The Medicines & Healthcare products Regulatory Agency (MHRA) and techUK would like to invite electronic health record suppliers in both primary and secondary care, to our digital discussion on the importance of these systems in ensuring the UK remains as a global leader in clinical trials.
Global and national Pharma companies, Contract Research Organisations (CROs) and NHS Trusts themselves report issues to the MHRA on the compatibility of electronic health records with the requirements of clinical trials - to have clear contemporaneous and accurate source data that can be accessed and reconstructed. The MHRA conduct statutory inspections of clinical trials and also report considerable inspection findings with source data due to issues with electronic health records.

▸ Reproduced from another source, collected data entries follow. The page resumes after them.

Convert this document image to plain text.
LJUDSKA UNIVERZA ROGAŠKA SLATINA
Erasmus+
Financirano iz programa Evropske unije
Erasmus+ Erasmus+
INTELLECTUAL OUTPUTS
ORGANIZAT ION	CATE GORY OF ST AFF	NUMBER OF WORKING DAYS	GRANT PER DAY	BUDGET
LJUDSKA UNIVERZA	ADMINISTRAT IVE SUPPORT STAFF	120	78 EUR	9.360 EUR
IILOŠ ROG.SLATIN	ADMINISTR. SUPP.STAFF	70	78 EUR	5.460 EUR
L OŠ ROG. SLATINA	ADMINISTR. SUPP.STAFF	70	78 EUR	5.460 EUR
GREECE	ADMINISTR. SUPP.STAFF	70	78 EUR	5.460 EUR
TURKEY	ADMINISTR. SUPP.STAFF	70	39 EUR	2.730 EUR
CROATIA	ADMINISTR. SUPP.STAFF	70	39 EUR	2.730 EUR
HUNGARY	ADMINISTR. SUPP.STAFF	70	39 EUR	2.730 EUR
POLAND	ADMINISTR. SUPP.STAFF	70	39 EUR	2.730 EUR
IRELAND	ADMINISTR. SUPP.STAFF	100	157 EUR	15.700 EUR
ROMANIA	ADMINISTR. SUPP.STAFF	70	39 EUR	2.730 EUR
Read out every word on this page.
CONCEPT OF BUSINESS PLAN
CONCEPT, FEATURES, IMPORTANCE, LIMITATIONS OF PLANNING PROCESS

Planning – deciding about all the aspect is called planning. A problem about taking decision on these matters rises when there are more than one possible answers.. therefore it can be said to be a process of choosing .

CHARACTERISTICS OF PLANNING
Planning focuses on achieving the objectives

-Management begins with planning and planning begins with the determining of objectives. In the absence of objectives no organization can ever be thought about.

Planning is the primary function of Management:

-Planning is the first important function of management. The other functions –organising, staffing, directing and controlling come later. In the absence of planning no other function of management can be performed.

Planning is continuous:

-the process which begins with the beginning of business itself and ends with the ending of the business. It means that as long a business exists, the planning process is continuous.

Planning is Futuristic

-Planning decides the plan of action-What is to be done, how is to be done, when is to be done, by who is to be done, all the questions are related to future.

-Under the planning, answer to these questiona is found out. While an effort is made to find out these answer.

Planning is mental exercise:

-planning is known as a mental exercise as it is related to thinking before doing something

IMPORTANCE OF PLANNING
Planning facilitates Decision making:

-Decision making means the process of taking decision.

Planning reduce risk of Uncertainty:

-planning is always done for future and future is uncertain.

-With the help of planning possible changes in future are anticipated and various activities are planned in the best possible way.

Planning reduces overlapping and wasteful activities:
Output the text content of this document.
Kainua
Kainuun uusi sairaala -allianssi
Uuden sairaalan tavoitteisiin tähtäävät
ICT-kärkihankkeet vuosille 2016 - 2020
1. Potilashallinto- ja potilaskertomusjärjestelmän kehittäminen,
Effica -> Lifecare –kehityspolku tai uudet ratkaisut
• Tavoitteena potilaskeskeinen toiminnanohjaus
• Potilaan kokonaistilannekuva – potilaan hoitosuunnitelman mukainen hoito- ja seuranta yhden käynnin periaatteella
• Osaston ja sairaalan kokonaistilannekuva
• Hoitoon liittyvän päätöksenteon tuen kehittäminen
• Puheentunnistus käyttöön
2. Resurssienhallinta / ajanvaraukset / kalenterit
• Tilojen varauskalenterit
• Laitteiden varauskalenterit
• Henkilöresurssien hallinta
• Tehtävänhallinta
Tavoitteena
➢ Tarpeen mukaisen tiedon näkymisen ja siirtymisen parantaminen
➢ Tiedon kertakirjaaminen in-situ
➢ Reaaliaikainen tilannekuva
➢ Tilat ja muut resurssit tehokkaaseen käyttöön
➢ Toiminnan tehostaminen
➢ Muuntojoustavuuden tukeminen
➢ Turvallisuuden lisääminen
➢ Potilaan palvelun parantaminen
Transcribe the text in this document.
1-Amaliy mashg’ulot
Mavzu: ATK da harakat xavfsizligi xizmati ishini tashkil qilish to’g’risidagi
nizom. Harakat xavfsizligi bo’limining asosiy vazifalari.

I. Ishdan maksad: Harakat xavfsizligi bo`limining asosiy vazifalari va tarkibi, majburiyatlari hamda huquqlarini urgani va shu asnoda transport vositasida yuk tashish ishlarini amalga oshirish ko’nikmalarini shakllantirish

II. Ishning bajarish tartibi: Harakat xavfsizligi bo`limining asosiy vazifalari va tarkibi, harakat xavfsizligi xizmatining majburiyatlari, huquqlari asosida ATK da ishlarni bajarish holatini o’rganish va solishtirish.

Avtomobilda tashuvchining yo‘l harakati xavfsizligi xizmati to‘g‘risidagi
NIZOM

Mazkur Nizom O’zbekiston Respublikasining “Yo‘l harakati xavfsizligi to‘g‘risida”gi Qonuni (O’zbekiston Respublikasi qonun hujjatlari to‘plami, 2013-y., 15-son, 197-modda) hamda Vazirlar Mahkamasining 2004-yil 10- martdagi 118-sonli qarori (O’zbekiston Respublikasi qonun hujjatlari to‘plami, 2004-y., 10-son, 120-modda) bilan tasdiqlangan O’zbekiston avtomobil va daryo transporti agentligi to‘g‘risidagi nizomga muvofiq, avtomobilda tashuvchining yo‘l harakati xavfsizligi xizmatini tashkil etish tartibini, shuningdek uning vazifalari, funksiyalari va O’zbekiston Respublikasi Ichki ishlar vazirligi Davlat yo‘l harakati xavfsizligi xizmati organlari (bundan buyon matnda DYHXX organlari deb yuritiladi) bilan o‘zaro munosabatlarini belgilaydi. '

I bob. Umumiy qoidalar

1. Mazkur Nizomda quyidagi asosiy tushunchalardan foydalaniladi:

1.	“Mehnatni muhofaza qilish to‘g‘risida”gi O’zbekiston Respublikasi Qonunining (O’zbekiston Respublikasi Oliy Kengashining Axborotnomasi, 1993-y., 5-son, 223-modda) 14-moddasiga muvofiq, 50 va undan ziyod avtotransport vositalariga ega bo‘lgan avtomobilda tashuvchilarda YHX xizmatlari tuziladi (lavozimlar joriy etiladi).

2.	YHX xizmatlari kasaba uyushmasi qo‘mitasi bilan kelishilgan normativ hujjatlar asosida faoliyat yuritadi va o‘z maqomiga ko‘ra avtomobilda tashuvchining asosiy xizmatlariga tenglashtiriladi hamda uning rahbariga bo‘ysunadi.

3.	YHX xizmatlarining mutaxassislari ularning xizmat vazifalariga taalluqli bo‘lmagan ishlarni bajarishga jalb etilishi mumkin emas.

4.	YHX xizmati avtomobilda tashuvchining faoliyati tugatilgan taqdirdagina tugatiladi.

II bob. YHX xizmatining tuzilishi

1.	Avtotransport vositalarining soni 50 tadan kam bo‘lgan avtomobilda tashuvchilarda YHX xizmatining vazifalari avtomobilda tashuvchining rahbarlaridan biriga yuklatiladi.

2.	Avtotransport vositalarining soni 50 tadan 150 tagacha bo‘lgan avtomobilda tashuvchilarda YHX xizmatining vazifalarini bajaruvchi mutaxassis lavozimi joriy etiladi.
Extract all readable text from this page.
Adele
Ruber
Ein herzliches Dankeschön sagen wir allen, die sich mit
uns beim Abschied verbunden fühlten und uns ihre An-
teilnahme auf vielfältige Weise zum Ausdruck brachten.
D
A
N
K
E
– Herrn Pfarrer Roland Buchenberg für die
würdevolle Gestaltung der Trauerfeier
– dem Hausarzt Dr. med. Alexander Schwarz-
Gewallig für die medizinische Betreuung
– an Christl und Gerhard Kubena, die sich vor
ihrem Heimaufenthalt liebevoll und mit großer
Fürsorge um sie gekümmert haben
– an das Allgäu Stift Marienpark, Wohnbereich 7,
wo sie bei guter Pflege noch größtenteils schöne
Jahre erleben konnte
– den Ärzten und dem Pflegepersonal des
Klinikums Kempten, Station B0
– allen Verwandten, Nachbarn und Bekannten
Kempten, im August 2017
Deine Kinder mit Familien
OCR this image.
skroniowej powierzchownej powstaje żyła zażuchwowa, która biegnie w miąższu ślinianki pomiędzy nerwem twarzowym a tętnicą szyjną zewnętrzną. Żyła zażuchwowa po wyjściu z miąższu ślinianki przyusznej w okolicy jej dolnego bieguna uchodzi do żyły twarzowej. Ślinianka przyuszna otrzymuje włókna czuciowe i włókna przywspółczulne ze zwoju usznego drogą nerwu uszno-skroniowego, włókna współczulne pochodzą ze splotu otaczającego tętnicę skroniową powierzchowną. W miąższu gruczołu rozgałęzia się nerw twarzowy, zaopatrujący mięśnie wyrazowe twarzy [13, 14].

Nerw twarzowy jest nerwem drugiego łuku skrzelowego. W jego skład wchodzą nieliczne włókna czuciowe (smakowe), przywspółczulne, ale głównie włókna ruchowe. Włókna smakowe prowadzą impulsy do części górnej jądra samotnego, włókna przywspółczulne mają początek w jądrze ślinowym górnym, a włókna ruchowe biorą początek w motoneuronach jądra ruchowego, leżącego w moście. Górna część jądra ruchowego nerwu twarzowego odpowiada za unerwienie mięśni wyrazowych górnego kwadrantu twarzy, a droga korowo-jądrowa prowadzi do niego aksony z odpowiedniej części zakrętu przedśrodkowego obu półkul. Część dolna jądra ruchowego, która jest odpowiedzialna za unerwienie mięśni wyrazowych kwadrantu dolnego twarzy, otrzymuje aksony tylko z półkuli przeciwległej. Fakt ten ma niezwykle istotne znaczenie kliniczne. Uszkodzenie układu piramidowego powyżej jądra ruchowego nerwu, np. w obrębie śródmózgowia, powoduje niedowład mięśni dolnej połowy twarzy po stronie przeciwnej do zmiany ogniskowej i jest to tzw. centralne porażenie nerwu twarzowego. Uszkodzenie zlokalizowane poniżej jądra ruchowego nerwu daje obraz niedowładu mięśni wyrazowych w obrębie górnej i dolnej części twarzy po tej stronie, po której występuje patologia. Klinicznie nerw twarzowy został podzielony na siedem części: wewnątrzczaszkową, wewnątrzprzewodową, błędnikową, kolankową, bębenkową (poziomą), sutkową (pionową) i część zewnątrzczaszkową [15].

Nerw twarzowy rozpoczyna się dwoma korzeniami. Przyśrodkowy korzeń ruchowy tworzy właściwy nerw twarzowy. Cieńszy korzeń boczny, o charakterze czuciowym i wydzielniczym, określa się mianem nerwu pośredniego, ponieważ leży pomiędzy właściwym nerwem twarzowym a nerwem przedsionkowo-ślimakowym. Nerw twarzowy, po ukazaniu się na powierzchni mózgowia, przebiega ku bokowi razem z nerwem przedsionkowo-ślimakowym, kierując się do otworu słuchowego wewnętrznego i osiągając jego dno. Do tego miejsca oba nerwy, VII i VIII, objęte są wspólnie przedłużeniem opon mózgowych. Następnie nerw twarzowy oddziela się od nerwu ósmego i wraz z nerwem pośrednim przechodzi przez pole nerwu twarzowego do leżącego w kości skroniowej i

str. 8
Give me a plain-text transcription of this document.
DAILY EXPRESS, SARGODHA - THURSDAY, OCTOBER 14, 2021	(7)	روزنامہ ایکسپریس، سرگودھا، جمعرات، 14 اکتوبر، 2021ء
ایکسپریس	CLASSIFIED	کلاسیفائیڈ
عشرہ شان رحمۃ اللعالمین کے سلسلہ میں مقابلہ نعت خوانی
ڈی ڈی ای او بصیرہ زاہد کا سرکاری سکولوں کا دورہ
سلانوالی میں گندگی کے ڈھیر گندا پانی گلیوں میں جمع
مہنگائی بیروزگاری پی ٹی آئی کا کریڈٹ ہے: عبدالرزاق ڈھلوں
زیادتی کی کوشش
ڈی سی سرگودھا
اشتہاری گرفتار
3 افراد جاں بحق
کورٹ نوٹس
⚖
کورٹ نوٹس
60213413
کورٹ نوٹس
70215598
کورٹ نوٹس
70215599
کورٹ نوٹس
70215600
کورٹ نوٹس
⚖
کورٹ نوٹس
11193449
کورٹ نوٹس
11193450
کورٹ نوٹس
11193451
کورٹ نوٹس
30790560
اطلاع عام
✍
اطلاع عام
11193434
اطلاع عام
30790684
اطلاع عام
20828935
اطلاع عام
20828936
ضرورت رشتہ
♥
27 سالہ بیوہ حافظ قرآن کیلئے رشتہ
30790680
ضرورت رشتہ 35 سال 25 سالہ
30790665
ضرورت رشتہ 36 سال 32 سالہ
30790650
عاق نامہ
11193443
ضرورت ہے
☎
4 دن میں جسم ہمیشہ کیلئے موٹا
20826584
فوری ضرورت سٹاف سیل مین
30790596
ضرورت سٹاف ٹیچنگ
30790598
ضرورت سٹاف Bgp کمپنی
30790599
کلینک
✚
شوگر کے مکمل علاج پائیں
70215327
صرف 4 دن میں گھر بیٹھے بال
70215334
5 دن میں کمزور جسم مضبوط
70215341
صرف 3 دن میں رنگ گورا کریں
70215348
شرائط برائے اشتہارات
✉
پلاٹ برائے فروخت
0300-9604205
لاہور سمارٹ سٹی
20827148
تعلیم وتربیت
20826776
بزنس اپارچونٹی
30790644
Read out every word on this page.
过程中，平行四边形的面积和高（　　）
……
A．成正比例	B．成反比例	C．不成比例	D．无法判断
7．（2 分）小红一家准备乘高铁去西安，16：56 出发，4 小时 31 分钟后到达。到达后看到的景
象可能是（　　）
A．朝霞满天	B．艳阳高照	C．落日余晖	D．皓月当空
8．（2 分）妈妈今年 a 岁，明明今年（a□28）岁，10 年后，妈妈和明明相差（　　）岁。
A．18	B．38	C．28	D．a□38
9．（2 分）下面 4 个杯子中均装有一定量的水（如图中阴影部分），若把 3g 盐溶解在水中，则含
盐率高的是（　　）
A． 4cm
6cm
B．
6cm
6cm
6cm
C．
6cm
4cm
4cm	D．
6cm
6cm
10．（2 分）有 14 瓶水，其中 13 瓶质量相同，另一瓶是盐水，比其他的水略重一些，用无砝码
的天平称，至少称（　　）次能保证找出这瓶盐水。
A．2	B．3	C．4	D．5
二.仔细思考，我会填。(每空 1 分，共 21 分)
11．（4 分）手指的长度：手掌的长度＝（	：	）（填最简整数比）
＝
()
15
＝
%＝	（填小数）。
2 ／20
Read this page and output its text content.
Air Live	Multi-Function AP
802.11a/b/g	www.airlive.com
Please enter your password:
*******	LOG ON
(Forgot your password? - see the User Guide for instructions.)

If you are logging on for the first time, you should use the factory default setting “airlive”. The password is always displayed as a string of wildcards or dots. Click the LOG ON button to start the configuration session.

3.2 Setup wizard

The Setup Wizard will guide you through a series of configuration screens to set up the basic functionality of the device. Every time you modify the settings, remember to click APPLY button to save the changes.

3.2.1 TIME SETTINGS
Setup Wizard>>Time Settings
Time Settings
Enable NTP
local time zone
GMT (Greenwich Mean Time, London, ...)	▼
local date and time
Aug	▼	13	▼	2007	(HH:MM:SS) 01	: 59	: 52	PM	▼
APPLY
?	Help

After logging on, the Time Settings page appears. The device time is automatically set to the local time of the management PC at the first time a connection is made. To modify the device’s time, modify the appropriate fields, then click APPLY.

This telecon is an opportunity to speak with the MHRA at their request, to understand the required functionality such as controlled and segregated access, audit trails recording entries, deletions and changes made to all data. In some cases the MHRA has seen that the systems have the functionality already, but the end-users are not aware of or trained on exactly what the system is capable of. As the Regulator, the MHRA seeks to understand whether it is system changes or further education that may be necessary in order for electronic health records to meet the requirements of the clinical trials regulations, and this call is to seek your input to this as the leading developers in this area.
The aim of this discussion is for both the MHRA and system providers to understand what we can do to improve the current situation, and ensure that global Pharma continue to see the UK as an attractive location of excellence to conduct their clinical trials, while also ensuring the systems also work efficiently for standard clinical practice.